Both Amazon and Walmart are “willing to lose money in certain categories, and it’s got to be difficult for anyone in those categories,” says Wharton marketing professor David Bell, who points out that the two giants have been moving into the same space for some time — including one well-documented skirmish. In his book, The Everything Store: Jeff Bezos and the Age of Amazon, Brad Stone tells the story of how Amazon and Walmart both wooed Quidsi, the start-up behind Diapers.com. Amazon won, though not until Bezos engaged in some rather ruthless tactics. (The book, by the way, lists on Amazon.com for $17.47, a 38% discount off the publisher list price.)

But Nemer cautions against underestimating Walmart, which now has five million items for sale on its website (including Stone’s book on Bezos for $16.80, a 40% discount below cover price). “The competition between Amazon and Walmart is still not really appreciated by a lot of people,” he says. “Most folks think Amazon has a huge lead, and are not aware [that] Walmart plans to continue expanding in this area. If you ask most people how many employees Walmart has in online, they will say a number in the tens or maybe hundreds. It’s in the thousands. They are making great progress — they already have.”

To Nemer, the biggest thing that Walmart lacks is a loyalty program like Prime. “Amazon’s strength is Prime. It drives your frequency on Amazon. So the trick for Walmart is to do a loyalty program, and I think they are working on it. This is the one thing that could change the shape of the curve.”

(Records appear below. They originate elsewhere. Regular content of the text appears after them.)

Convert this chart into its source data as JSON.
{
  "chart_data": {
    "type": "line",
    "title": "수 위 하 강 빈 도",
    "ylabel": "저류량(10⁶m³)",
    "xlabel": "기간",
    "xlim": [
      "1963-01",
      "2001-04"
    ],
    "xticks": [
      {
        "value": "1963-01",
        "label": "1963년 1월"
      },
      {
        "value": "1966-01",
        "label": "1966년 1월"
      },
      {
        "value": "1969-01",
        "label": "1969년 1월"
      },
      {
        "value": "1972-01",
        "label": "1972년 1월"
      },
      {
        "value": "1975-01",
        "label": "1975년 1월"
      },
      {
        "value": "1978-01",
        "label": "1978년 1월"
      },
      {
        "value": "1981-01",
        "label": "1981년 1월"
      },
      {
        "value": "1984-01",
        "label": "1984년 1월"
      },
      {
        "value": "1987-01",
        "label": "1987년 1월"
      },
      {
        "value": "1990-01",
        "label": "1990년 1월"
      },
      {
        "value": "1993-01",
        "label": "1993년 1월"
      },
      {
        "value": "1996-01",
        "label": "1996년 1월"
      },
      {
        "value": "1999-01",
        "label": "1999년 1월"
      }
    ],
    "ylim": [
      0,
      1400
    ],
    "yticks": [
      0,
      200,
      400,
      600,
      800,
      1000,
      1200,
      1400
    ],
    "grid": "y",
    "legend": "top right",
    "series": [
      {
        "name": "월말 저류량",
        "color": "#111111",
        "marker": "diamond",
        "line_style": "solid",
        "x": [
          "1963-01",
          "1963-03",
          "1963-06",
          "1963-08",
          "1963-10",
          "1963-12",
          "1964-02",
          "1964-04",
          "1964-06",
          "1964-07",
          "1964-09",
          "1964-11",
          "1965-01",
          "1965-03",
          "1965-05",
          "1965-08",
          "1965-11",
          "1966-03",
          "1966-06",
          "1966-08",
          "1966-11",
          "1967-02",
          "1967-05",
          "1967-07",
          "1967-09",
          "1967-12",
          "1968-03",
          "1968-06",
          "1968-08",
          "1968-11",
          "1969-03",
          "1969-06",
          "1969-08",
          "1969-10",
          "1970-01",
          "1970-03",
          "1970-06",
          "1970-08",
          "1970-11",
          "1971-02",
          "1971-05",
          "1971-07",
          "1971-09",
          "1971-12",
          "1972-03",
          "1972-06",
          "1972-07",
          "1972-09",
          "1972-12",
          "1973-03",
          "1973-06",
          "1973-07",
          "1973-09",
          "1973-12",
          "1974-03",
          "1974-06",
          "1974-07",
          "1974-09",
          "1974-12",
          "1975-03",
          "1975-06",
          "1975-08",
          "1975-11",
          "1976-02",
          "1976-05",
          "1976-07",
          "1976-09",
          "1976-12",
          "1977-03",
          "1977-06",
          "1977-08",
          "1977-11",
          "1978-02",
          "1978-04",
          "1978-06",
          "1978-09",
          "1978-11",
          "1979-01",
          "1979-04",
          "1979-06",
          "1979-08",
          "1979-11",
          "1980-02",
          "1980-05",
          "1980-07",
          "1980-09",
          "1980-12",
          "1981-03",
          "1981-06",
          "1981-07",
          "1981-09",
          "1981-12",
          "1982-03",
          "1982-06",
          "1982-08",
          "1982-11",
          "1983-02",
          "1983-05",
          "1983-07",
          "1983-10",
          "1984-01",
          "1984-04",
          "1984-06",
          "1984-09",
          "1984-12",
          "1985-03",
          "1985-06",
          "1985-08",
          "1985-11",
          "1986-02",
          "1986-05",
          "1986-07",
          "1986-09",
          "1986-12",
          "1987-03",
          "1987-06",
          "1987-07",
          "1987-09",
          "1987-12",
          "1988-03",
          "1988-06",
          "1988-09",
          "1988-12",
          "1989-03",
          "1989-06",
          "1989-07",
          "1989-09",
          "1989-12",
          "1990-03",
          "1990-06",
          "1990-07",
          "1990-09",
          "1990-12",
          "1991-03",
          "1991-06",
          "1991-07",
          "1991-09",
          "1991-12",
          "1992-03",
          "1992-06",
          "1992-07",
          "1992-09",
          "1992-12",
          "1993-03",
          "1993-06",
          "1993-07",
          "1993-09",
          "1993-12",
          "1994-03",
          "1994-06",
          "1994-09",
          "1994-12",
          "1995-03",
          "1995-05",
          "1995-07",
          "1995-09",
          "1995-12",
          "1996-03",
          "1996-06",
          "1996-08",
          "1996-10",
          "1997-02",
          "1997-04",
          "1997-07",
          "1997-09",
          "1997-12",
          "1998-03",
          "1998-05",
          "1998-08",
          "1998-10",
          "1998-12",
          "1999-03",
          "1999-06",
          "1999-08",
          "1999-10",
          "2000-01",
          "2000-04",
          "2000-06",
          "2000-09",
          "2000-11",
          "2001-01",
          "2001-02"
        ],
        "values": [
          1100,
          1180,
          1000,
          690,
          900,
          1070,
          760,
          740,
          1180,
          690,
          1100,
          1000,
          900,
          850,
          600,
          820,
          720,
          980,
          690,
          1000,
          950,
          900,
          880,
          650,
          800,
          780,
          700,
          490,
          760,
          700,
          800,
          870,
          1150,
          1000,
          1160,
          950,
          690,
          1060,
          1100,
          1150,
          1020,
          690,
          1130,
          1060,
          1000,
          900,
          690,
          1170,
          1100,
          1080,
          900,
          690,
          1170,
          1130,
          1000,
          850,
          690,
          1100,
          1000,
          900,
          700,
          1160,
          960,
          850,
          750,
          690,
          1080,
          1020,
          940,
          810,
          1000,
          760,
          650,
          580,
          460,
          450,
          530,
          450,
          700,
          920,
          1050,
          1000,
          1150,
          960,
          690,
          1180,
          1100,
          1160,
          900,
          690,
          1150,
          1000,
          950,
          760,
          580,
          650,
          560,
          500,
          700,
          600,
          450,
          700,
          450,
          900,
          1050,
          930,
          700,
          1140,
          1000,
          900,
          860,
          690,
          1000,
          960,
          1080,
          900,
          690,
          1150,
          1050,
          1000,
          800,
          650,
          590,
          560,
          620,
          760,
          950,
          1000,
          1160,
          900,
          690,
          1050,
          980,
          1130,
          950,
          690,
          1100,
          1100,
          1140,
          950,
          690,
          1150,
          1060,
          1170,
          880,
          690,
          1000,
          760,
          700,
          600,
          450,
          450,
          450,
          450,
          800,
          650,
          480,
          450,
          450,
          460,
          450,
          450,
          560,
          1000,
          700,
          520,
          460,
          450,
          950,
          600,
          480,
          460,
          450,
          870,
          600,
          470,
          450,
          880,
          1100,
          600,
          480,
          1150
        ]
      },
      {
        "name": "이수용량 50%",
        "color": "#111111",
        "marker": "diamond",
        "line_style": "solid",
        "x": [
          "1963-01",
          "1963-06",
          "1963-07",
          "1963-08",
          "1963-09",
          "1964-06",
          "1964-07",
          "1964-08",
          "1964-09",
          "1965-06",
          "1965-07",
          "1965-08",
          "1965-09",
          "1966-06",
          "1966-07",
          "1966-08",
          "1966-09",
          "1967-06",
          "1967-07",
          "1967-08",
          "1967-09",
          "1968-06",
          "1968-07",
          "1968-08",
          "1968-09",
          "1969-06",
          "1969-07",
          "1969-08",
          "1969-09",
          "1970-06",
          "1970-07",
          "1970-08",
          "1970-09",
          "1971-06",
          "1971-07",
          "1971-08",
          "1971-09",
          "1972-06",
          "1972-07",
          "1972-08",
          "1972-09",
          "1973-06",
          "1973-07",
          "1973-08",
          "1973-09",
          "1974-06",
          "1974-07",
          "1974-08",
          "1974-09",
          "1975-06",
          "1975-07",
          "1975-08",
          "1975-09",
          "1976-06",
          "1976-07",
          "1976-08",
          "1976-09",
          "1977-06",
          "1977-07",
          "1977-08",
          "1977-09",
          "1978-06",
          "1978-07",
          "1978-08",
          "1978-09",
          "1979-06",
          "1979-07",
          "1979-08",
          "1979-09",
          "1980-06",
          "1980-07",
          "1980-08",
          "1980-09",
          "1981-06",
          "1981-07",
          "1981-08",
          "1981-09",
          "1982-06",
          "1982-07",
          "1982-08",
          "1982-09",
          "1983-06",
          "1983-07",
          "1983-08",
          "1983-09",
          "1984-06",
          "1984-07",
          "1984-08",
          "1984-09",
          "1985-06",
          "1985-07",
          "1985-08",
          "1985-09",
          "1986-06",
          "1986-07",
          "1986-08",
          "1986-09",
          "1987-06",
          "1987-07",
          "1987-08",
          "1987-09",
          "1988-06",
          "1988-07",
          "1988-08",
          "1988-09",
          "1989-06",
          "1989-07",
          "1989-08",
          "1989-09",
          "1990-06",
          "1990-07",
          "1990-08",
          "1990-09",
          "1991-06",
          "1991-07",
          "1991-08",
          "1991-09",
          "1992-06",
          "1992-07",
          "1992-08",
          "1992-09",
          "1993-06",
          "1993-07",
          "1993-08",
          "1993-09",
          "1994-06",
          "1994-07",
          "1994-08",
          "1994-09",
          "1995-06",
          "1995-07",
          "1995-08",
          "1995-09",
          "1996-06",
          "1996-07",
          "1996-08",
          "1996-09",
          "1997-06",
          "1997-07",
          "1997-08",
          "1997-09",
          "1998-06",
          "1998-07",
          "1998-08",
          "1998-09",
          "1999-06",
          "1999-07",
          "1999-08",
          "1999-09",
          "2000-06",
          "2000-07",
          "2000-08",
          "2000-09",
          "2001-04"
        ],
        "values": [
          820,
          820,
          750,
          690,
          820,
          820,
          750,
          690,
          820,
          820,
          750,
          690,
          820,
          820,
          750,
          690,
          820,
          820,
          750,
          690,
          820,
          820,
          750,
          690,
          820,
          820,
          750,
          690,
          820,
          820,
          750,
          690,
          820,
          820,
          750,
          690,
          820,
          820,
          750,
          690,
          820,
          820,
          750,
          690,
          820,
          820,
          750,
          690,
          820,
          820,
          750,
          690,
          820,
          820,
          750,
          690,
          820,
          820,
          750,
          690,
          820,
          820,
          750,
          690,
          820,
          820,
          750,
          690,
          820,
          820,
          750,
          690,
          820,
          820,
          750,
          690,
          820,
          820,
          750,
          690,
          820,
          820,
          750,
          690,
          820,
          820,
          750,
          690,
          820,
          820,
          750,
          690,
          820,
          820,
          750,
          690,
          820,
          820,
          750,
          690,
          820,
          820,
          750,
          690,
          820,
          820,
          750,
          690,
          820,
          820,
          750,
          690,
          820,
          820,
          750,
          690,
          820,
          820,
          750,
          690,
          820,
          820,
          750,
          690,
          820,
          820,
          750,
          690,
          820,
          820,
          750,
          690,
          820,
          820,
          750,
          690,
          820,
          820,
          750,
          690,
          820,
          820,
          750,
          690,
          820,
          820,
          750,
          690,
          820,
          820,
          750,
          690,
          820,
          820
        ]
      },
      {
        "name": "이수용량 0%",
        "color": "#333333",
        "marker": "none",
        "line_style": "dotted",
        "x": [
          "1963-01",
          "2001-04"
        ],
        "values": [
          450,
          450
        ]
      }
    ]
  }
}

For the entire sector, Stephens describes what is playing out now as nothing short of epochal. “We are coming off this 50- to 60-year period where if your business had a relatively good product and a decent location, good prices and not a bad marketing program, you could make money,” he notes. “You controlled the path of purchase, and the customer didn’t have an alternative. Clearly we are not in that world anymore. Customers have a wealth of options in their pocket. And I think we are going to continue to see fallout…. With every move of Walmart or Amazon going into a different category, you are going to continue to see damage.”